You should see # HELP trtllm_... lines. For the full list of exported metrics and an end-to-end example, see NVIDIA’s Prometheus Metrics guide and the trtllm-serve metrics documentation.

Notes:

  • Match the scrape host to your --host flag (Graphsignal defaults to localhost, same as trtllm-serve).
  • --grpc mode does not expose an HTTP /prometheus/metrics endpoint; engine Prometheus metrics are not available in that mode.
  • On the PyTorch backend, iteration stats on /metrics are separate and may require enable_iter_perf_stats in config; that JSON endpoint is not scraped by Graphsignal.

Run TensorRT-LLM from Python with graphsignal.watch()

Section titled “Run TensorRT-LLM from Python with graphsignal.watch()”

If you bootstrap TensorRT-LLM from your own Python entry point, call graphsignal.watch() once before importing tensorrt_llm / touching CUDA:

import graphsignal
graphsignal.watch(metrics_port=8000, metrics_path='/prometheus/metrics',
metrics_host='localhost')
import tensorrt_llm
# ... run TensorRT-LLM normally ...

Add Graphsignal to a TensorRT-LLM Docker image

Section titled “Add Graphsignal to a TensorRT-LLM Docker image”

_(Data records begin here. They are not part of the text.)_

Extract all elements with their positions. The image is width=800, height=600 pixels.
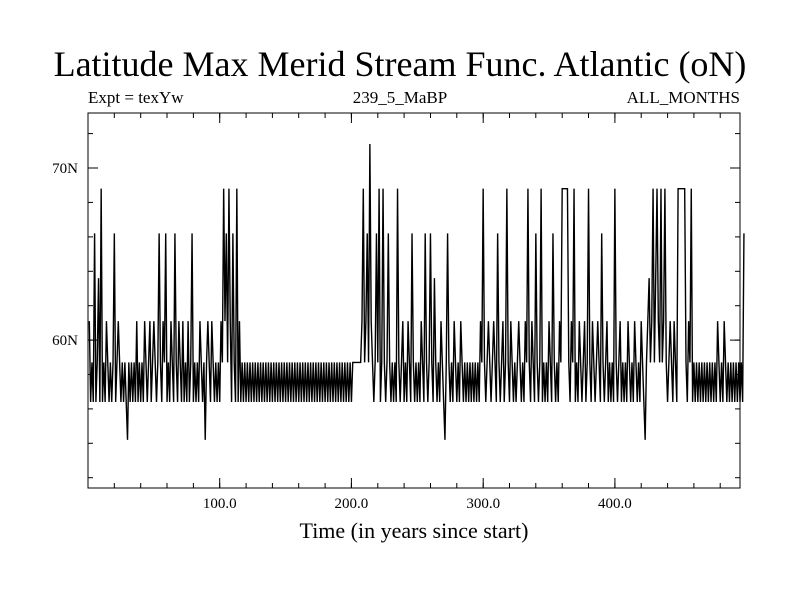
months-label: ALL_MONTHS [626,88,740,107]
chart-title: Latitude Max Merid Stream Func. Atlantic… [53,44,747,84]
x-tick-label: 200.0 [335,496,369,512]
x-tick-label: 100.0 [203,496,237,512]
y-tick-label: 60N [52,333,78,349]
experiment-label: Expt = texYw [88,88,184,107]
series-line-0 [88,143,745,440]
x-tick-label: 400.0 [598,496,632,512]
x-tick-label: 300.0 [466,496,500,512]
series-layer [88,143,745,440]
period-label: 239_5_MaBP [352,88,448,107]
x-axis-label: Time (in years since start) [299,518,529,543]
y-tick-label: 70N [52,161,78,177]
plot-frame [87,112,741,489]
ticks-layer: 100.0 200.0 300.0 400.0 60N 70N [52,113,740,512]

TensorRT-LLM NGC release images may not include Graphsignal (or CUPTI). Install the matching Graphsignal CUPTI extra (e.g. graphsignal[cu12] for CUDA 12.x) at container startup and run the server through graphsignal-run.

Terminal window
docker run --gpus all \
-p 8000:8000 \
--ipc=host \
-e GRAPHSIGNAL_API_KEY=YOUR_API_KEY \
-v ~/.cache/huggingface:/root/.cache/huggingface \
--entrypoint bash \
nvcr.io/nvidia/tensorrt-llm/release:latest \
-lc 'pip install --no-cache-dir graphsignal[cu12] \
&& exec graphsignal-run trtllm-serve \
Qwen/Qwen1.5-7B-Chat \
--port 8000 \
--backend pytorch \
--config trtllm-config.yaml'

Ensure trtllm-config.yaml sets return_perf_metrics: true (see Enabling engine metrics).